Problem of Looping a Generator Using for Loop

Given a generator gen we can loop through the element that it generates by writing

for g in gen:
  # do something
  pass

This kind of interations is fine if we do simple scripting/small tasks. I want to point out the downside of using for loop:

No Control on When to Stop

However, looping in this way means we have no control on when to stop our for loop until the generator get exhausted (which usually results from breaking the while loop in that generator). Especially when we do such kind of iteration in another thread, we wish to stop it in our will.

Why break is not always Working

You may think well we can add a conditional break inside the for loop, but what if gen itself is blocking once certain condition is met and never ends? In this case any logic to break the for loop will never run.

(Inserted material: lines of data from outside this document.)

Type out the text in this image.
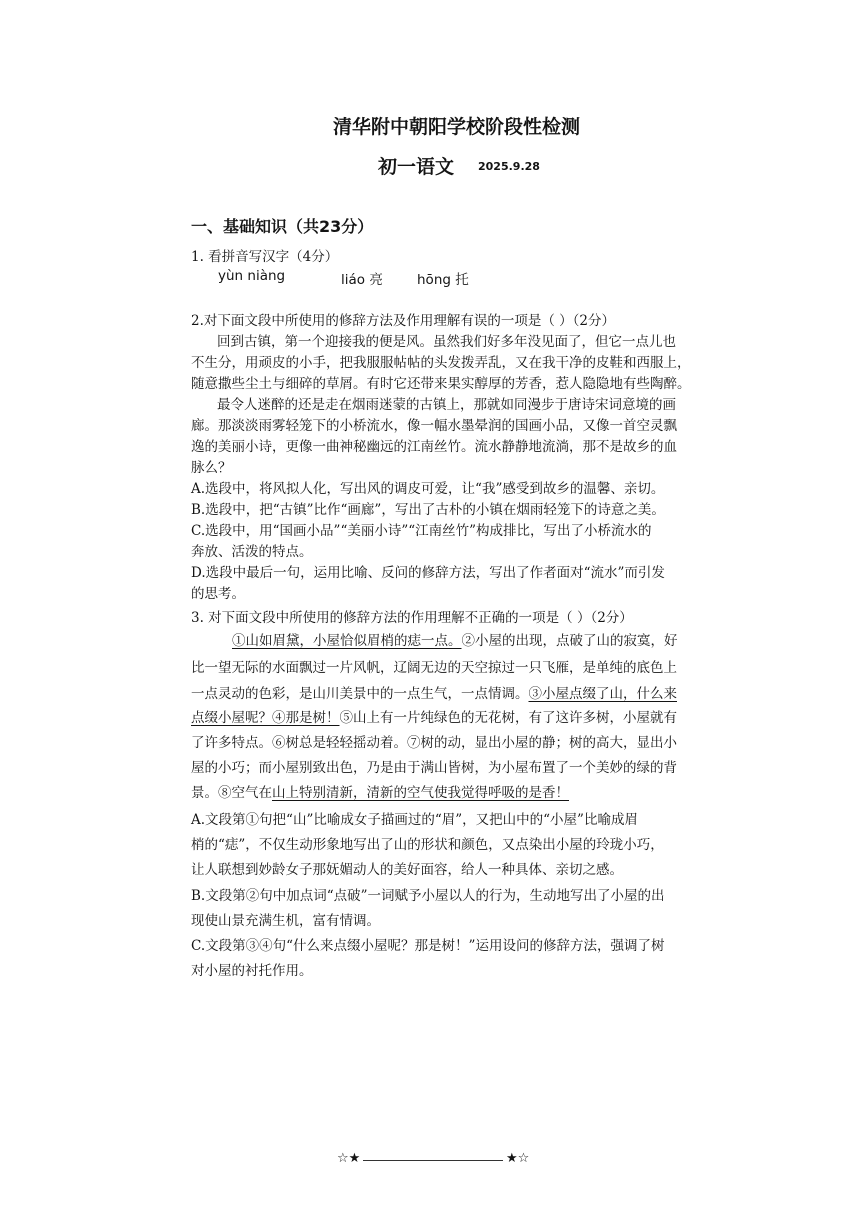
清华附中朝阳学校阶段性检测
初一语文 2025.9.28
一、基础知识（共23分）
1. 看拼音写汉字（4分）
yùn niàng	liáo 亮	hōng 托
2.对下面文段中所使用的修辞方法及作用理解有误的一项是（ ）（2分）
回到古镇，第一个迎接我的便是风。虽然我们好多年没见面了，但它一点儿也
不生分，用顽皮的小手，把我服服帖帖的头发拨弄乱，又在我干净的皮鞋和西服上，
随意撒些尘土与细碎的草屑。有时它还带来果实醇厚的芳香，惹人隐隐地有些陶醉。
最令人迷醉的还是走在烟雨迷蒙的古镇上，那就如同漫步于唐诗宋词意境的画
廊。那淡淡雨雾轻笼下的小桥流水，像一幅水墨晕润的国画小品，又像一首空灵飘
逸的美丽小诗，更像一曲神秘幽远的江南丝竹。流水静静地流淌，那不是故乡的血
脉么？
A.选段中，将风拟人化，写出风的调皮可爱，让“我”感受到故乡的温馨、亲切。
B.选段中，把“古镇”比作“画廊”，写出了古朴的小镇在烟雨轻笼下的诗意之美。
C.选段中，用“国画小品”“美丽小诗”“江南丝竹”构成排比，写出了小桥流水的
奔放、活泼的特点。
D.选段中最后一句，运用比喻、反问的修辞方法，写出了作者面对“流水”而引发
的思考。
3. 对下面文段中所使用的修辞方法的作用理解不正确的一项是（ ）（2分）
①山如眉黛，小屋恰似眉梢的痣一点。②小屋的出现，点破了山的寂寞，好
比一望无际的水面飘过一片风帆，辽阔无边的天空掠过一只飞雁，是单纯的底色上
一点灵动的色彩，是山川美景中的一点生气，一点情调。③小屋点缀了山，什么来
点缀小屋呢？④那是树！⑤山上有一片纯绿色的无花树，有了这许多树，小屋就有
了许多特点。⑥树总是轻轻摇动着。⑦树的动，显出小屋的静；树的高大，显出小
屋的小巧；而小屋别致出色，乃是由于满山皆树，为小屋布置了一个美妙的绿的背
景。⑧空气在山上特别清新，清新的空气使我觉得呼吸的是香！
A.文段第①句把“山”比喻成女子描画过的“眉”，又把山中的“小屋”比喻成眉
梢的“痣”，不仅生动形象地写出了山的形状和颜色，又点染出小屋的玲珑小巧，
让人联想到妙龄女子那妩媚动人的美好面容，给人一种具体、亲切之感。
B.文段第②句中加点词“点破”一词赋予小屋以人的行为，生动地写出了小屋的出
现使山景充满生机，富有情调。
C.文段第③④句“什么来点缀小屋呢？那是树！”运用设问的修辞方法，强调了树
对小屋的衬托作用。
☆★	★☆
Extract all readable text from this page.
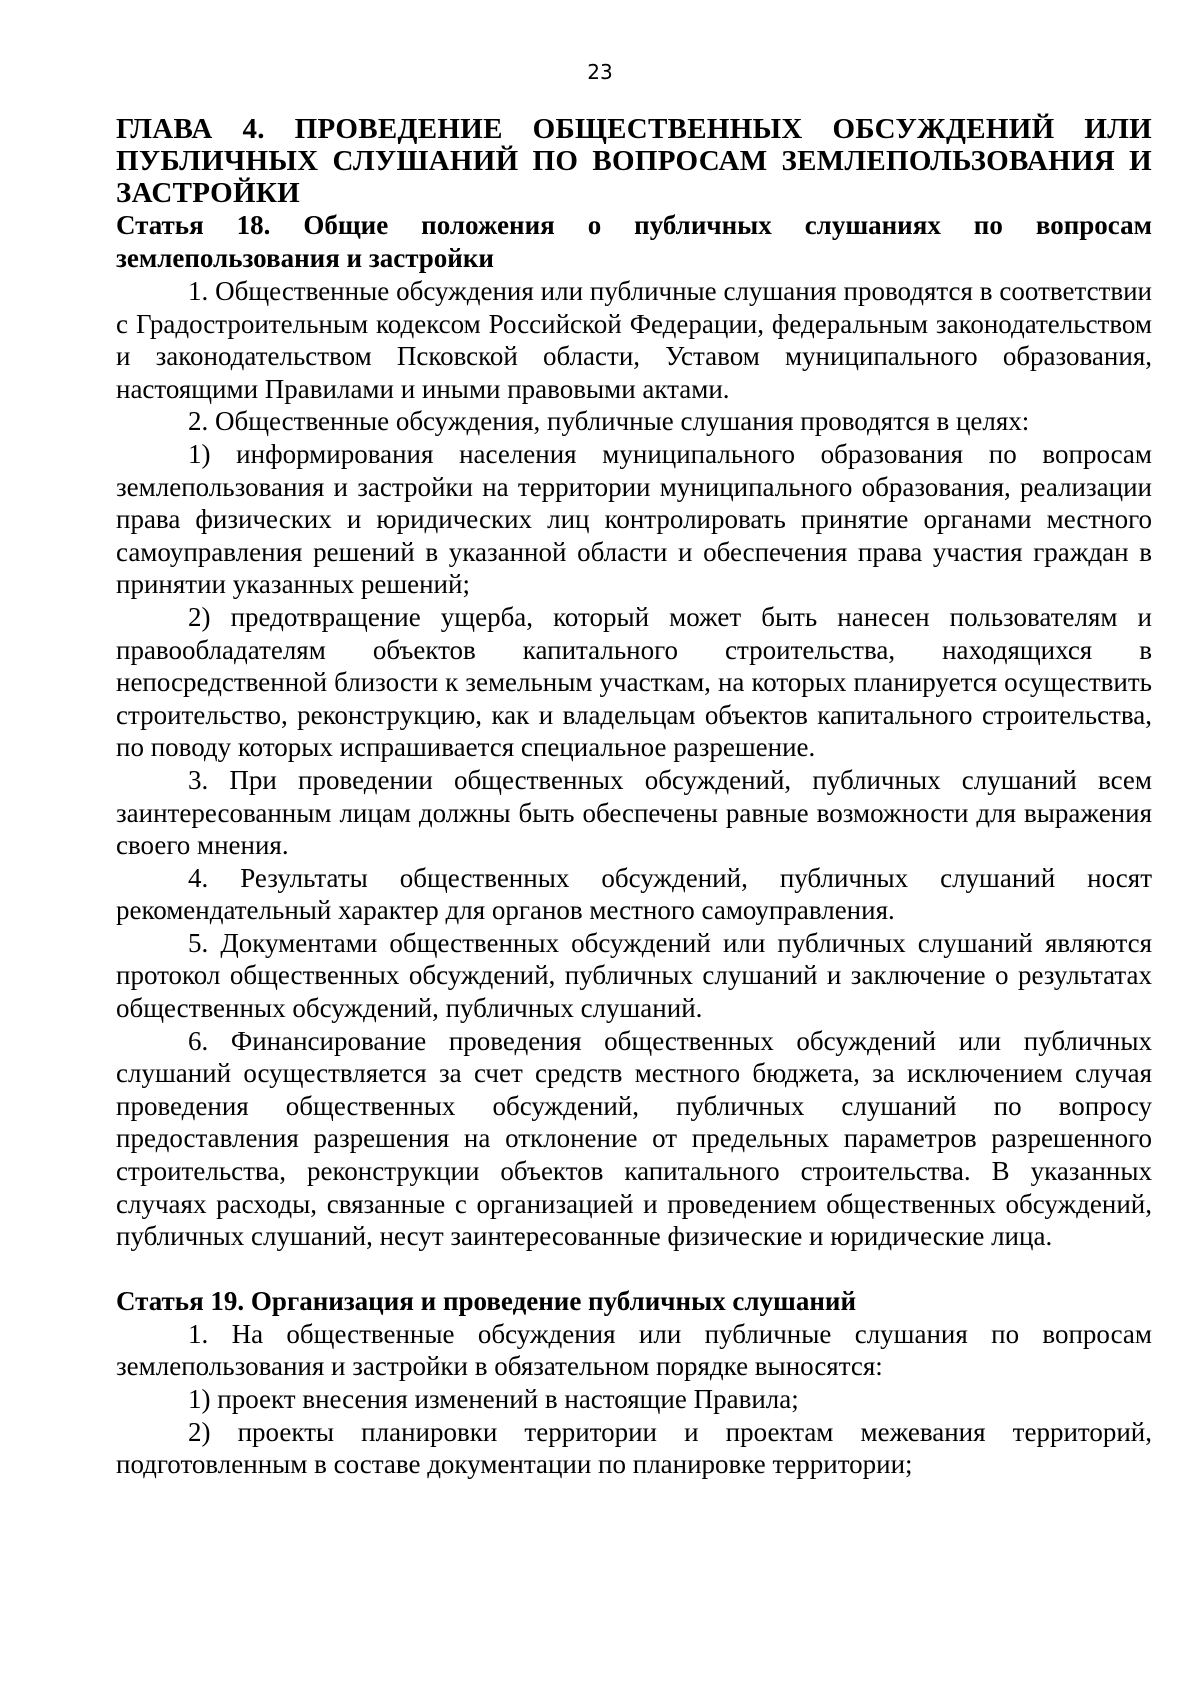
23
ГЛАВА 4. ПРОВЕДЕНИЕ ОБЩЕСТВЕННЫХ ОБСУЖДЕНИЙ ИЛИ ПУБЛИЧНЫХ СЛУШАНИЙ ПО ВОПРОСАМ ЗЕМЛЕПОЛЬЗОВАНИЯ И ЗАСТРОЙКИ
Статья 18. Общие положения о публичных слушаниях по вопросам землепользования и застройки

1. Общественные обсуждения или публичные слушания проводятся в соответствии с Градостроительным кодексом Российской Федерации, федеральным законодательством и законодательством Псковской области, Уставом муниципального образования, настоящими Правилами и иными правовыми актами.

2. Общественные обсуждения, публичные слушания проводятся в целях:

1) информирования населения муниципального образования по вопросам землепользования и застройки на территории муниципального образования, реализации права физических и юридических лиц контролировать принятие органами местного самоуправления решений в указанной области и обеспечения права участия граждан в принятии указанных решений;

2) предотвращение ущерба, который может быть нанесен пользователям и правообладателям объектов капитального строительства, находящихся в непосредственной близости к земельным участкам, на которых планируется осуществить строительство, реконструкцию, как и владельцам объектов капитального строительства, по поводу которых испрашивается специальное разрешение.

3. При проведении общественных обсуждений, публичных слушаний всем заинтересованным лицам должны быть обеспечены равные возможности для выражения своего мнения.

4. Результаты общественных обсуждений, публичных слушаний носят рекомендательный характер для органов местного самоуправления.

5. Документами общественных обсуждений или публичных слушаний являются протокол общественных обсуждений, публичных слушаний и заключение о результатах общественных обсуждений, публичных слушаний.

6. Финансирование проведения общественных обсуждений или публичных слушаний осуществляется за счет средств местного бюджета, за исключением случая проведения общественных обсуждений, публичных слушаний по вопросу предоставления разрешения на отклонение от предельных параметров разрешенного строительства, реконструкции объектов капитального строительства. В указанных случаях расходы, связанные с организацией и проведением общественных обсуждений, публичных слушаний, несут заинтересованные физические и юридические лица.

Статья 19. Организация и проведение публичных слушаний

1. На общественные обсуждения или публичные слушания по вопросам землепользования и застройки в обязательном порядке выносятся:

1) проект внесения изменений в настоящие Правила;

2) проекты планировки территории и проектам межевания территорий, подготовленным в составе документации по планировке территории;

For example, gen can be a generator that read the tail part of a file, i.e., it yields the latest line of the file whenever there is a new line written to that file. If the implementation has no stopping mechanism (like tailer.follow in tailer), how do we stop looping a generator manaully?

Changing the source code is not the best way as very likely we have to share the code within our team.

If Interupting a Loop of Generator is What you Need

Instead we create a while loop to consume the output of the generator:

gen = my_gen()
stop_event = Event()

while True and not stop_event.is_set():
    try:
        line = next(gen)
        # do something
    except StopIteration:
        print("stopped generator")
        break

Be careful we have to handle the StopInteration exception that is raised when the while loop in gen breaks.

Now we can stop the iteration whenever we trigger stop_event.set().

Concret Example of Generator

Consider the following generator:

def my_gen():
    count = 0
    start = time.time()
    while True:
        now = time.time()
        time_diff = now - start
        if 2 <= time_diff and time_diff < 6 and count <= 4 :
            count += 1
            yield("start")
        if time_diff >= 6:
            break

Now if we run

print("start generator")
for line in my_gen():
    print(line)
print("stopped generator")

we get

start generator     # at 0th second
start               # at 2th second
start               # at 2th second
start               # at 2th second
start               # at 2th second
start               # at 2th second
stopped generator   # at 6th second
  • Basically the generator is blocking (as we yield nothing) from 0 to 2nd second;
  • print 5 start's at the 2nd second, blocking until 6th second;
  • and the code continue to print stopped generator when it gets out of the for loop.